Poetical reason offers a communitarian symbolization for a more “ethical Christianity” against the dark night of imperial politics in the name of a new salvation. Zambrano’s mysticism sought in the Spanish tradition of symbols that could mobilize a détente against the force of philosophy and politics, and the hegemony of reason spiraling downwards. The question is whether Zambrano’s poetical and merciful reason can provide us with an authentic exodus from onto-theology and alternative foundations. Or, if on the contrary, the articulation of a substitute ethical condition to the sacrificial horizon of history is really an exception that is already contained within the dual machine of modern historical development that hampers singularization from community and as well as from the negative structure of the political. That is why it remains puzzling why Soto Carrasco states at the very end of the book that Zambrano’s thinking is also a “political philosophy” that is tied to history (Soto Carrasco 134). If Zambrano’s poem produces a reification of political philosophy, then there is no question that the ius imperi is still haunting a counterhegemonic practice even when it wants to speak in the music of democracy. No political philosophy can open a path for infrapolitics, and no infrapolitics can amount to the closure of a political philosophy.

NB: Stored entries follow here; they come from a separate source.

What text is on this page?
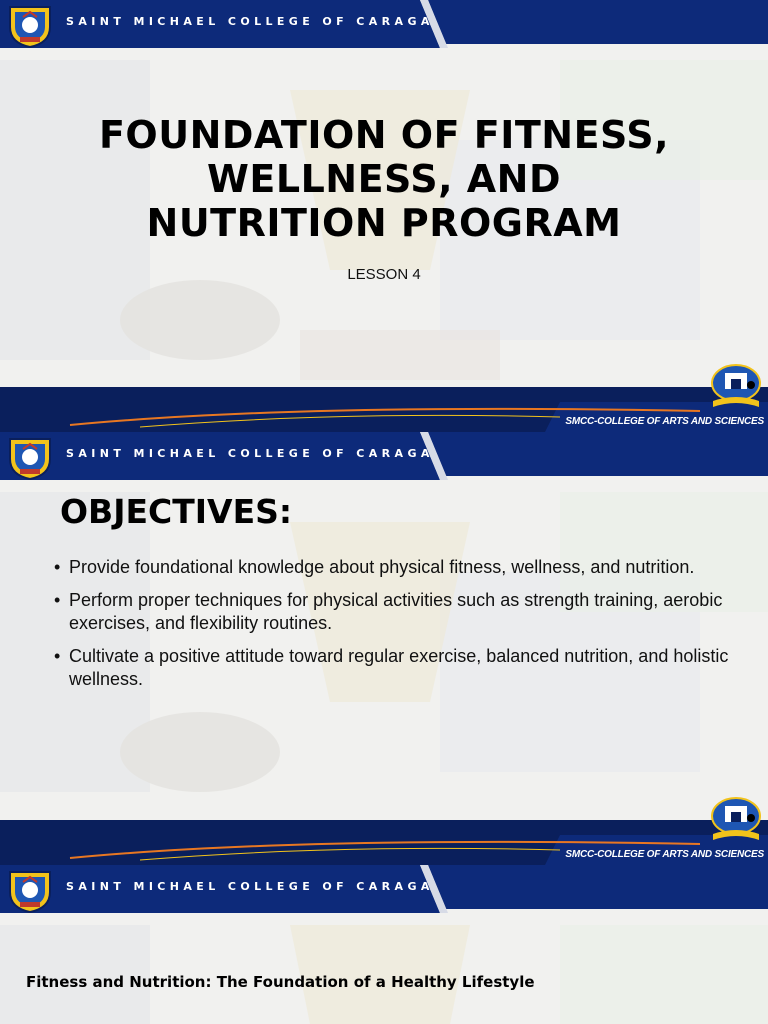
SAINT MICHAEL COLLEGE OF CARAGA
FOUNDATION OF FITNESS,
WELLNESS, AND
NUTRITION PROGRAM
LESSON 4
SMCC-COLLEGE OF ARTS AND SCIENCES
SAINT MICHAEL COLLEGE OF CARAGA
OBJECTIVES:
• Provide foundational knowledge about physical fitness, wellness, and nutrition.
• Perform proper techniques for physical activities such as strength training, aerobic exercises, and flexibility routines.
• Cultivate a positive attitude toward regular exercise, balanced nutrition, and holistic wellness.
SMCC-COLLEGE OF ARTS AND SCIENCES
SAINT MICHAEL COLLEGE OF CARAGA
Fitness and Nutrition: The Foundation of a Healthy Lifestyle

But then again, much could be said about ethics and Zambrano, but also about the ethical traction in contemporary thinking today as politics enters an irreversible crisis for conceptual renovation. In his recent book Karman (2018), Giorgio Agamben interestingly makes the claim that Alain Badiou’s recourse to the “event” amounts to a substitution for the general crisis of modern Kantian ethics, upholding an ethical determination while repeating the antinomies of being and acting proper to the fractured political foundation [4]. I suspect that the same duality can be registered about ethics and politics, or the poem and the logos. There seems to be no other pressing problem today in contemporary thought than to move, for once and for all, beyond the ethico-political axis without any reservations to messianic and poetological substitutes. What is at stake, as Soto Carrasco reminds us, is an originary sense of being. But this would require us to move beyond the mercies of lovable life and the reassurances and prospects of a glorious subject too comfortable in the pieties and mercies that cloak modern ethics. The astuteness and intensity of Soto Carrasco’s brief essay on Zambrano’s thinking asserts the need for us today to push beyond the community and the political into a region that draws out an infrapolitical fissure unbinding the temporalities of singularization in the outlook of a politics that never coincides with life.

 

 

 

Notes

  1. Roberto Esposito has juxtaposed two different ontologies of the political by contrasting Arendt and Weil’s projects in relation to imperial and totalitarian politics. See The Origin of the Political: Hannah Arendt or Simone Weil? (Trans. Gareth Williams, 2017).
  2. See Alberto Moreiras, “Last God: María Zambrano’s Life without Texture”. A Leftist Ontology: Beyond Relativism and Identity Politics (2009). 170-184.
  3. For a dual critique of the modern Hegelian philosophy of history and its messianic reversal, see Writing of the Formless: Jose Lezama Lima and the End of Time (2016), by Jaime Rodriguez Matos.
  4. See Giorgio Agamben, Karman: A Brief Treatise on Action, Guilt, and Gesture (2018). 42.